This is supposed to be a fishing trip. With the trees now bare of leaves, clouds blocking the mountains, and rain discouraging the use of a digital camera, fishing seemed to be the best use of the day. Since it is small, I slipped the camera into the day back at the last minute.
Aki is wet in minutes. My gear holds up better but she doesn’t appear to care. We have the place to ourselves until we run into the volunteer beaver patrol. Armed with sturdy, three-pronged rakes, they are opening up a key waterway so late run coho salmon can reach their gravel spawning beds. This involves deconstructing beaver dams. Since they concentrate on building up their winter woodpile, the beavers won’t undo the patrol’s work until the salmon have moved through.
The patrol’s efforts also allow recently submerged human trails to dry out. Aki and I take several to various fishing spots around the moraine.
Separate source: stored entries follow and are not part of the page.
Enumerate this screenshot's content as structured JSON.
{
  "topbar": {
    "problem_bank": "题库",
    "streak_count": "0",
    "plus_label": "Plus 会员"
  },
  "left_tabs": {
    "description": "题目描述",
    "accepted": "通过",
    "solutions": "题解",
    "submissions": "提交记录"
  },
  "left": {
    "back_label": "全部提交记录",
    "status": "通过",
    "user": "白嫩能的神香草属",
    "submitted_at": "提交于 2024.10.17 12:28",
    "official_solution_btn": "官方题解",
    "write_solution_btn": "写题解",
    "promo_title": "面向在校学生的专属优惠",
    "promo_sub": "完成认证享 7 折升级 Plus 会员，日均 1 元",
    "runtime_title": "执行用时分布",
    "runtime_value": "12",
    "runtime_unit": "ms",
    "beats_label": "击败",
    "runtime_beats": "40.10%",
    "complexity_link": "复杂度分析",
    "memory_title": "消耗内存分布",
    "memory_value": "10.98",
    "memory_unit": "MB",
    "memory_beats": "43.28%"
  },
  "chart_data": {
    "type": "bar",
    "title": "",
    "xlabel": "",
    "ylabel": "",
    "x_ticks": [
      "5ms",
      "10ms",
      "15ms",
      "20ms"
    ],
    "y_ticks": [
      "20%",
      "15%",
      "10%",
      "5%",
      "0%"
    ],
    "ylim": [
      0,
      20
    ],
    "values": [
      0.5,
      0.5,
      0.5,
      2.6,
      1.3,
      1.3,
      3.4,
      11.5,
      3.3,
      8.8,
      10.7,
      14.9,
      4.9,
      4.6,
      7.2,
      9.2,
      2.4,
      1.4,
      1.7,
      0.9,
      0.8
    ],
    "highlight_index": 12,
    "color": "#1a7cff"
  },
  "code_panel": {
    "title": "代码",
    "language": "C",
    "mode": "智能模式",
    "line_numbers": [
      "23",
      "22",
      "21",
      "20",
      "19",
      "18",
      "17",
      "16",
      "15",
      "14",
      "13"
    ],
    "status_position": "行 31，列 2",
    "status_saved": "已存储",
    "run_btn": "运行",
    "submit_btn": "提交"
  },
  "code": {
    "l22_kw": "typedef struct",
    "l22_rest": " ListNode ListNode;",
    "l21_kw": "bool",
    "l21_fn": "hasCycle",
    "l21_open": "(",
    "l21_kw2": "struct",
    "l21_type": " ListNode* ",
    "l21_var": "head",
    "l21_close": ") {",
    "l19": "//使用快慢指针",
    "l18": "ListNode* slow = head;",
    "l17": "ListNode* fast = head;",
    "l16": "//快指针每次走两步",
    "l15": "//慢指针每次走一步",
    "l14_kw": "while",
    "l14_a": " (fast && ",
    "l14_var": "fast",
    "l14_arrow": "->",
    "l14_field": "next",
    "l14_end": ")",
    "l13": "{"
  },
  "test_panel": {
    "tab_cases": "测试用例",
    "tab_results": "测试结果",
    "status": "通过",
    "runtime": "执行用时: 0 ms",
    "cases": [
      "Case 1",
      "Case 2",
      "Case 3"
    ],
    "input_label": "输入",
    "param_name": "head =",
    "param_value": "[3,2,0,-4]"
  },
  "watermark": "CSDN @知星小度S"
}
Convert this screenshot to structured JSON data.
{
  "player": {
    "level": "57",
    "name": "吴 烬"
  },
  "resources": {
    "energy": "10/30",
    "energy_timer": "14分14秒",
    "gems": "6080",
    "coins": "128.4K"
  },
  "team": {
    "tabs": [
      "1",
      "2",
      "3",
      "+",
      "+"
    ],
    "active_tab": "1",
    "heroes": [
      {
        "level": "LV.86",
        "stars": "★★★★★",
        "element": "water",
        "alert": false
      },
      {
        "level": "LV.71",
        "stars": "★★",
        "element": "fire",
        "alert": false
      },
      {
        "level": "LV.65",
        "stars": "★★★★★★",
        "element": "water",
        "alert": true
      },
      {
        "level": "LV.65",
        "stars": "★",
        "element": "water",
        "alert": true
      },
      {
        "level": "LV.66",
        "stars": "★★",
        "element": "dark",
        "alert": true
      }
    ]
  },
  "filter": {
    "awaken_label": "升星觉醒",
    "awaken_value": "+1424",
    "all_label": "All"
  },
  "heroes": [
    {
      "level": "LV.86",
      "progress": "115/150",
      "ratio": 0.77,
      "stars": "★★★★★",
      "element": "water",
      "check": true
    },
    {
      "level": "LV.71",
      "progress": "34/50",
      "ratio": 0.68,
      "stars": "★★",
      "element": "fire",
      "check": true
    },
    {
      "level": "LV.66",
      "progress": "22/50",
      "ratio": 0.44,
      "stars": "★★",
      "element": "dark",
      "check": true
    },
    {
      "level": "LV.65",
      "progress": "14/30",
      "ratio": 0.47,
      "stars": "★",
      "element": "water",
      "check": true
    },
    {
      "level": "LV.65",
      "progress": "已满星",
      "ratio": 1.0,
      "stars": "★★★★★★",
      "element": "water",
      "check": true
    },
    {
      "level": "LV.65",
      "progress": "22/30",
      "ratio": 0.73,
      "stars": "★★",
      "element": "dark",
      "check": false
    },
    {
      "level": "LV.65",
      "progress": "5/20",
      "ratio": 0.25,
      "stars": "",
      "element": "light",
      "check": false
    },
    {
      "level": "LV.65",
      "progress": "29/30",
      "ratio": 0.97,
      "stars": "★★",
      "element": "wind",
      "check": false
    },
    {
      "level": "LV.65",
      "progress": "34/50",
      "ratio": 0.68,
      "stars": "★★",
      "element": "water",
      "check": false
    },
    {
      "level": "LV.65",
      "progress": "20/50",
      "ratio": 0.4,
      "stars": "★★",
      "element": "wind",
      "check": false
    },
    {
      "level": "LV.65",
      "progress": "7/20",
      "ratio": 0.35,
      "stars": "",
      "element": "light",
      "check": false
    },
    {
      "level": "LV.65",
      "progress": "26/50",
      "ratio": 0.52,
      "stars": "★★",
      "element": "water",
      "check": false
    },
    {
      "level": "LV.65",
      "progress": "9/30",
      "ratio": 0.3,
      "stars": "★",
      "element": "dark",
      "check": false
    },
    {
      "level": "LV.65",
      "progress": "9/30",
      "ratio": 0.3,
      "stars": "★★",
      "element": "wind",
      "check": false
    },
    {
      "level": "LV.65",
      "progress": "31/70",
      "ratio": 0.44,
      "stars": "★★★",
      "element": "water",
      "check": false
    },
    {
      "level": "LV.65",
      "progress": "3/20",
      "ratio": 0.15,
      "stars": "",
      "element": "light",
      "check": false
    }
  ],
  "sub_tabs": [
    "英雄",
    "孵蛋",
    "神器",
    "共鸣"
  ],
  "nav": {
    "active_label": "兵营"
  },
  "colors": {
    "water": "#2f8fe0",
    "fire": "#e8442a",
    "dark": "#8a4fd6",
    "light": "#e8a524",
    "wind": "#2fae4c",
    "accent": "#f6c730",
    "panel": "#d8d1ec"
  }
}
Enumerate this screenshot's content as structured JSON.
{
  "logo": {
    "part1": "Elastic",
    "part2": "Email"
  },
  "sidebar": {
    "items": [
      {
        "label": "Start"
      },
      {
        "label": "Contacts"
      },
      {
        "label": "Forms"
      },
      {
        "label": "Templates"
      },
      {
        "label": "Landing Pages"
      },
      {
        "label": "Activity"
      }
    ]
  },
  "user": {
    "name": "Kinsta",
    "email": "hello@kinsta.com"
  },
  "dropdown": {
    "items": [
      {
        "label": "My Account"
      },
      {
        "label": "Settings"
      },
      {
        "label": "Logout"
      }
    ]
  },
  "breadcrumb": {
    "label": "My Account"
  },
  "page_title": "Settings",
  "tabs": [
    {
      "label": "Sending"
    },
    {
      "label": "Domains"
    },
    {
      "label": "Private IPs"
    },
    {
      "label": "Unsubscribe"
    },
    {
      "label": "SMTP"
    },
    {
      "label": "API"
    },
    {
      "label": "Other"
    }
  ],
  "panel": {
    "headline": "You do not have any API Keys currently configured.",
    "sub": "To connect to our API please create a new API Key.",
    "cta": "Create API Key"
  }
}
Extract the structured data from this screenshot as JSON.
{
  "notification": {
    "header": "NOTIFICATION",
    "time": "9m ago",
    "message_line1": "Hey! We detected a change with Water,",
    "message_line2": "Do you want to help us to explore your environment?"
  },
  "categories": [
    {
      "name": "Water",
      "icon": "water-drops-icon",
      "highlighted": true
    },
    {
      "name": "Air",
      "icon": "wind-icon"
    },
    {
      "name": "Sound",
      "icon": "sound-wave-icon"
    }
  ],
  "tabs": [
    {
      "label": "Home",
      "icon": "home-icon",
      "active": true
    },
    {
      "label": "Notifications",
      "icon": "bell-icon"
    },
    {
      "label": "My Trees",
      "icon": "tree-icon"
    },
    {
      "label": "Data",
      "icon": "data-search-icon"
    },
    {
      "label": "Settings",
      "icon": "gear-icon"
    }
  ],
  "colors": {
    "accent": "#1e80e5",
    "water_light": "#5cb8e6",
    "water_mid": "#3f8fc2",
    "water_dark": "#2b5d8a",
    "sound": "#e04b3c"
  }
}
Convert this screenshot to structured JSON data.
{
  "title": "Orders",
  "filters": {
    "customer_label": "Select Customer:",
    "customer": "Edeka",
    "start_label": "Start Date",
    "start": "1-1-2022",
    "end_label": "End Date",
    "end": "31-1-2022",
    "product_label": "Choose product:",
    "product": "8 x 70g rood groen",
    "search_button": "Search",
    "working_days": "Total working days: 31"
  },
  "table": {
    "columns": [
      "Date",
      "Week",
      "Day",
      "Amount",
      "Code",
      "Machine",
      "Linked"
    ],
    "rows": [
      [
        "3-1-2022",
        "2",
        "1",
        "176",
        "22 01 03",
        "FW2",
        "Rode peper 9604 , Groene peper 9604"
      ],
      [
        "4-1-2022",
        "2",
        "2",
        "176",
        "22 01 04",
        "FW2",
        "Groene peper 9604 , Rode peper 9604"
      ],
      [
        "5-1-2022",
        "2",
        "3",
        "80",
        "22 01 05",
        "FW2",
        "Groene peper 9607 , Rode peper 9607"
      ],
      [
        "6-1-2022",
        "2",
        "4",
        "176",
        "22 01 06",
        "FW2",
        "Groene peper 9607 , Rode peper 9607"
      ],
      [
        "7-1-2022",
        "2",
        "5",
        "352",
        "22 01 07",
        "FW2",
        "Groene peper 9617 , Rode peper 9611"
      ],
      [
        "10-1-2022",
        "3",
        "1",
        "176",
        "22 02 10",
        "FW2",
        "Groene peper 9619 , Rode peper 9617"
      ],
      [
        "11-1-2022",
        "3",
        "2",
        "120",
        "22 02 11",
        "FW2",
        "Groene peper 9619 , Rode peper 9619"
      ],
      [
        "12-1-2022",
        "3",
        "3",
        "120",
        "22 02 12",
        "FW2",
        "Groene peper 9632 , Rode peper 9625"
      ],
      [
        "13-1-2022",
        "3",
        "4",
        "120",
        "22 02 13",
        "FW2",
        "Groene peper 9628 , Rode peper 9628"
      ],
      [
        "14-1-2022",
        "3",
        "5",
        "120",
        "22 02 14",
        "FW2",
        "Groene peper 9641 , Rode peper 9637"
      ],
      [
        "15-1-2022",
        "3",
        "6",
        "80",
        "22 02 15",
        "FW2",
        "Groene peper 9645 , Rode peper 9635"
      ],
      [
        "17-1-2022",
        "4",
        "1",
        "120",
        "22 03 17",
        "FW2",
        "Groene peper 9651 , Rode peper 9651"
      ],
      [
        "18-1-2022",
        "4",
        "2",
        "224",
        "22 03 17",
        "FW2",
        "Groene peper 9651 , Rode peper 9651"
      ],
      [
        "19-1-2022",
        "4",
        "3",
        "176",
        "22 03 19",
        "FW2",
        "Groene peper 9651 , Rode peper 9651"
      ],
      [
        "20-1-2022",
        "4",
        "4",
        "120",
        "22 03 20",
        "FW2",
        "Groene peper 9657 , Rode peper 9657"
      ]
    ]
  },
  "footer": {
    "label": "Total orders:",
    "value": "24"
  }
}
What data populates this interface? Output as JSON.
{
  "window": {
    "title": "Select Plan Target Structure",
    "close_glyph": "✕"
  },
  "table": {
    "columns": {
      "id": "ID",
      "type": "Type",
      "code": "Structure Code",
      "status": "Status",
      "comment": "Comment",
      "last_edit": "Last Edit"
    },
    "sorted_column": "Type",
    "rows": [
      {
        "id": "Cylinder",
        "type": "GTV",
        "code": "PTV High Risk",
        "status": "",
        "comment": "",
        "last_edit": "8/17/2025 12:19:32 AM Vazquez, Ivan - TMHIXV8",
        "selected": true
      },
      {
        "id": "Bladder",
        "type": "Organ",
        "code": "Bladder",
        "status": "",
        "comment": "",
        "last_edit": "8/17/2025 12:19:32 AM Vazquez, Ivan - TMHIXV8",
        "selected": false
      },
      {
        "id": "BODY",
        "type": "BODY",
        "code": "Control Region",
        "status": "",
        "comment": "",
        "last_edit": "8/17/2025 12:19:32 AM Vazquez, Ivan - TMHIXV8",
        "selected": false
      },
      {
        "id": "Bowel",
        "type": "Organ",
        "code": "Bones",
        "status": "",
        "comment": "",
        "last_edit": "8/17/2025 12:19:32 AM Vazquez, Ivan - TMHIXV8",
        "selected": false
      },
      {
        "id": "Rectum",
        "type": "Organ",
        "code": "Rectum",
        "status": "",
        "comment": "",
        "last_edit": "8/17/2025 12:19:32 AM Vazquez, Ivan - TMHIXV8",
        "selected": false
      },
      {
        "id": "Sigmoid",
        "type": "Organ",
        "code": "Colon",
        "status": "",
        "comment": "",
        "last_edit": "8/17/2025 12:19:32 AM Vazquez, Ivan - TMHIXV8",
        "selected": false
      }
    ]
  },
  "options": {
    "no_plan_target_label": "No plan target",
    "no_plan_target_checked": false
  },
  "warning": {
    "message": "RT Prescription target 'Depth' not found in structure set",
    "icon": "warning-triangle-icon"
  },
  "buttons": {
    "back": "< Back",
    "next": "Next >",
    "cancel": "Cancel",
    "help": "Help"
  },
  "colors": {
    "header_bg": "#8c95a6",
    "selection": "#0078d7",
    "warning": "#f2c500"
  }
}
We are too early or too late for catching dolly vardens. At two of the lakes I watch trout rise in the center of lake. I was tempted to wait for them to swim to us but Aki looks bored and, since she is wet, a little pathetic.
The clouds rise during our walk to reveal Thunder Mountain and the sharp peaks that surround the glacier. Standing on a still intact beaver dam, I watch the wake of a bufflehead duck and two companions ripple the image of mountains, clouds, and fog enriched by lake waters. This time of year, the surfaces of lakes provide the richest beauty.